Он в это время брился. Половина лица была уже выбрита, другую покрывала пышная борода. Он выбежал из дома с болтающимися на бедрах подтяжками и что-то крикнул Руфи и Йоргену, но они ничего не поняли. Он стал что-то искать на берегу и на тропинке, уходившей в заросли. Потом забежал за колодец. Там он остановился как вкопанный и, наконец, нагнулся к чему-то, что лежало за колодцем.

Руфь не могла поспеть за Йоргеном. Тем временем Майкл выпрямился и заметался вокруг. В руке он все еще держал бритву. Волосы у него вздыбились от ветра, словно стихия пыталась удержать его от какого-то необдуманного шага. Он оглядывался по сторонам. Потом побежал по полю. Какие-то слова срывались у него с языка. Он кричал все громче, и эхо грозно откликалось ему.

Руфь, запыхавшись, догнала Йоргена уже за колодцем. Далматинец лежал, растопырив лапы и разинув пасть. Тонкая красная струйка сочилась между мокрым языком и острыми зубами. Йорген опустился перед ним на колени и зарылся пальцами в его короткую шерсть. Всхлипывая, он на своем языке заговорил с далматинцем. Умолял его встать, не потом, а сейчас, сию же минуту. Йорген видел много убитых животных. Овец, телят, старых коров. Морских животных и рыб, кур и куропаток. Он прекрасно знал, что его команда бесполезна. И все-таки продолжал настойчиво приказывать собаке:

— Стоять! Встать! Сейчас же! Давай! — Охваченный бессильным отчаянием, он толкал и тряс далматинца. Наконец он сгреб его в охапку и перенес на каменную приступку возле колодца. Руфь никогда не видела, чтобы кто-нибудь таскал такую тяжесть. Там он сел, держа в объятиях и туловище, и лапы далматинца, его голову он положил себе на колени. Так он и сидел, раскачиваясь из стороны в сторону. И все время, уткнувшись лицом в ее шерсть, бормотал слова, которые должны были утешить и его самого, и собаку.

Клевер, тимофеевка и другие травы пышно разрослись вокруг колодца и грозили захватить всю дорогу. Там, где упал далматинец, остался неровный контур его туловища и лап, похожий на старую ржавчину с пузырящимися в разных местах красными пятнами.
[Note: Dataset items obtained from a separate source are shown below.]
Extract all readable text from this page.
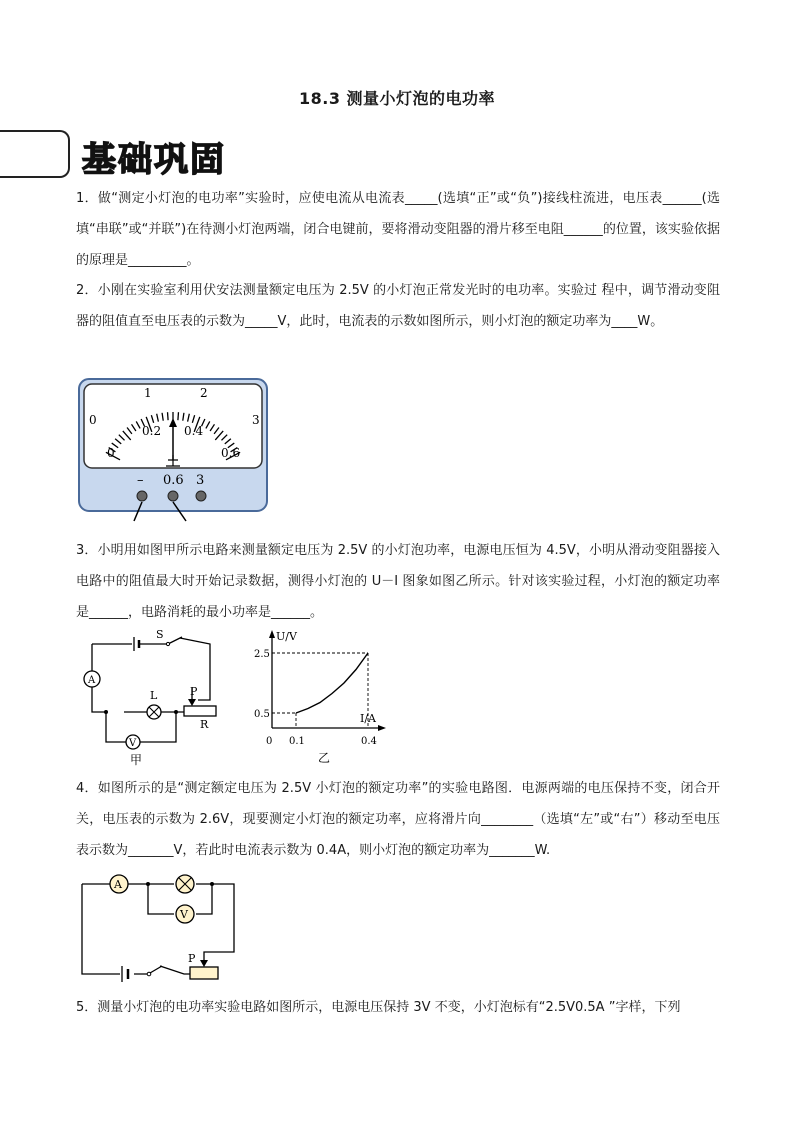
18.3 测量小灯泡的电功率
基础巩固
1．做“测定小灯泡的电功率”实验时，应使电流从电流表_____(选填“正”或“负”)接线柱流进，电压表______(选填“串联”或“并联”)在待测小灯泡两端，闭合电键前，要将滑动变阻器的滑片移至电阻______的位置，该实验依据的原理是_________。
2．小刚在实验室利用伏安法测量额定电压为 2.5V 的小灯泡正常发光时的电功率。实验过 程中，调节滑动变阻器的阻值直至电压表的示数为_____V，此时，电流表的示数如图所示，则小灯泡的额定功率为____W。
0
1	2
3
0
0.2 0.4
0.6
– 0.6 3
3．小明用如图甲所示电路来测量额定电压为 2.5V 的小灯泡功率，电源电压恒为 4.5V，小明从滑动变阻器接入电路中的阻值最大时开始记录数据，测得小灯泡的 U－I 图象如图乙所示。针对该实验过程，小灯泡的额定功率是______，电路消耗的最小功率是______。
S
A
L	P
R
V
甲
U/V
I/A
0 0.1	0.4
2.5
0.5
乙
4．如图所示的是“测定额定电压为 2.5V 小灯泡的额定功率”的实验电路图．电源两端的电压保持不变，闭合开关，电压表的示数为 2.6V，现要测定小灯泡的额定功率，应将滑片向________（选填“左”或“右”）移动至电压表示数为_______V，若此时电流表示数为 0.4A，则小灯泡的额定功率为_______W.
A
V
P
5．测量小灯泡的电功率实验电路如图所示，电源电压保持 3V 不变，小灯泡标有“2.5V0.5A ”字样，下列
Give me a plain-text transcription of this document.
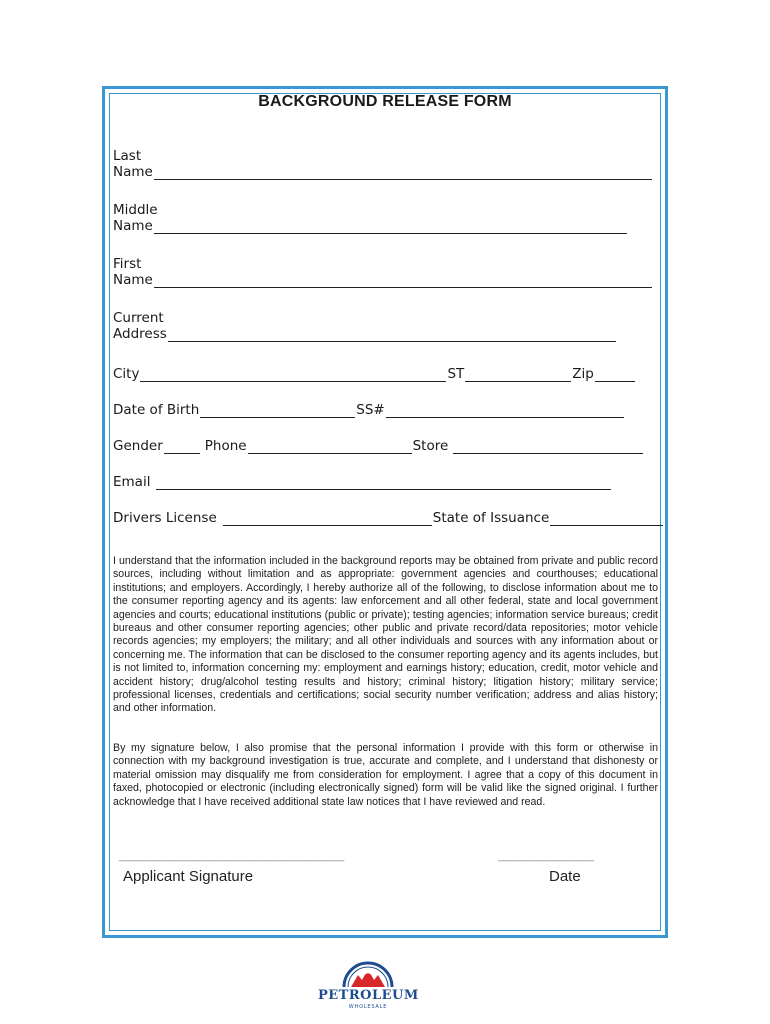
BACKGROUND RELEASE FORM
Last
Name
Middle
Name
First
Name
Current
Address
City	ST	Zip
Date of Birth	SS#
Gender	Phone	Store
Email
Drivers License	State of Issuance
I understand that the information included in the background reports may be obtained from private and public record sources, including without limitation and as appropriate: government agencies and courthouses; educational institutions; and employers. Accordingly, I hereby authorize all of the following, to disclose information about me to the consumer reporting agency and its agents: law enforcement and all other federal, state and local government agencies and courts; educational institutions (public or private); testing agencies; information service bureaus; credit bureaus and other consumer reporting agencies; other public and private record/data repositories; motor vehicle records agencies; my employers; the military; and all other individuals and sources with any information about or concerning me. The information that can be disclosed to the consumer reporting agency and its agents includes, but is not limited to, information concerning my: employment and earnings history; education, credit, motor vehicle and accident history; drug/alcohol testing results and history; criminal history; litigation history; military service; professional licenses, credentials and certifications; social security number verification; address and alias history; and other information.
By my signature below, I also promise that the personal information I provide with this form or otherwise in connection with my background investigation is true, accurate and complete, and I understand that dishonesty or material omission may disqualify me from consideration for employment. I agree that a copy of this document in faxed, photocopied or electronic (including electronically signed) form will be valid like the signed original. I further acknowledge that I have received additional state law notices that I have reviewed and read.
________________________________________	_________________
Applicant Signature	Date
PETROLEUM
WHOLESALE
Йорген все еще сидел, прижимая к себе далматинца и покачивая его в объятиях.

По тропинке вдоль воды бежала темная фигура, Майкл, за спиной у него болтались подтяжки, он дико рычал:

— Damn you! Devils! Norwegian devils! Burn in hell! In hell! I tell you: in hell!

Слова с грохотом ударялись о ближние скалы и отскакивали от них. Бабушка поднялась на холм посмотреть, что случилось. Она бежала так быстро, что дыхание со свистом вырывалось у нее из груди. Они с Руфью сели по обе стороны Йоргена и собаки. «Norwegian devils! Burn in hell!» — Руфь вполголоса повторяла эти слова. «Господи! Господи!» — вторила ей бабушка.

Йорген отнес далматинца в лодочный сарай и положил на стопку вымытых морем мешков для картошки. Он отказывался говорить и зарычал, когда Руфь хотела увести его домой. Даже Эмиссар пришел туда, но тут же, пятясь, выскочил за дверь. Руфь не знала, понял ли он, что кричал Йорген, повторяя раз за разом: «Norwegian devils! Burn in hell!»

Она даже не знала, что Йорген может так четко произносить слова. Значит, в нем таились силы, о которых она и не подозревала. Бабушка тоже попыталась заговорить с ним. Но Йорген отказался оставить далматинца и уйти с бабушкой.

Майкла они больше не видели, он продолжал искать, кто стрелял.

— Кто это сделал? — спросила Руфь.

— Наш Поуль прошел мимо хлева с ружьем. Я хотела было остановить его, но он убежал через ворота в загон. Бедный дурачок, что он натворил!

— Зачем он убил собаку?

— В субботу ночью он подрался в молодежном клубе. Кто-то спросил у него, неужели нам в семье мало одной Ады, — вздохнула бабушка.

— Одной Ады?

— Наверное, они видели, как ты носила англичанину продукты.

У Руфи пересохло во рту.

— Он не должен был прикрываться мной, чтобы застрелить собаку Майкла.

— Может, его заставили?

— Кто?

— Не знаю. Он не сказал.

— Он что, совсем спятил?

— Люди делают много глупостей, а Поуль всегда был горяч. И ему охота во всем быть первым. Он же у нас неугомонный. Что дома, что на пристани, что в молодежном клубе. Его легко подбить на что угодно.

— Ты его защищаешь?

— Я защищаю его, но не то, что он натворил. Тебя я тоже защищаю, Руфь, но я не защищаю того, что ты делаешь.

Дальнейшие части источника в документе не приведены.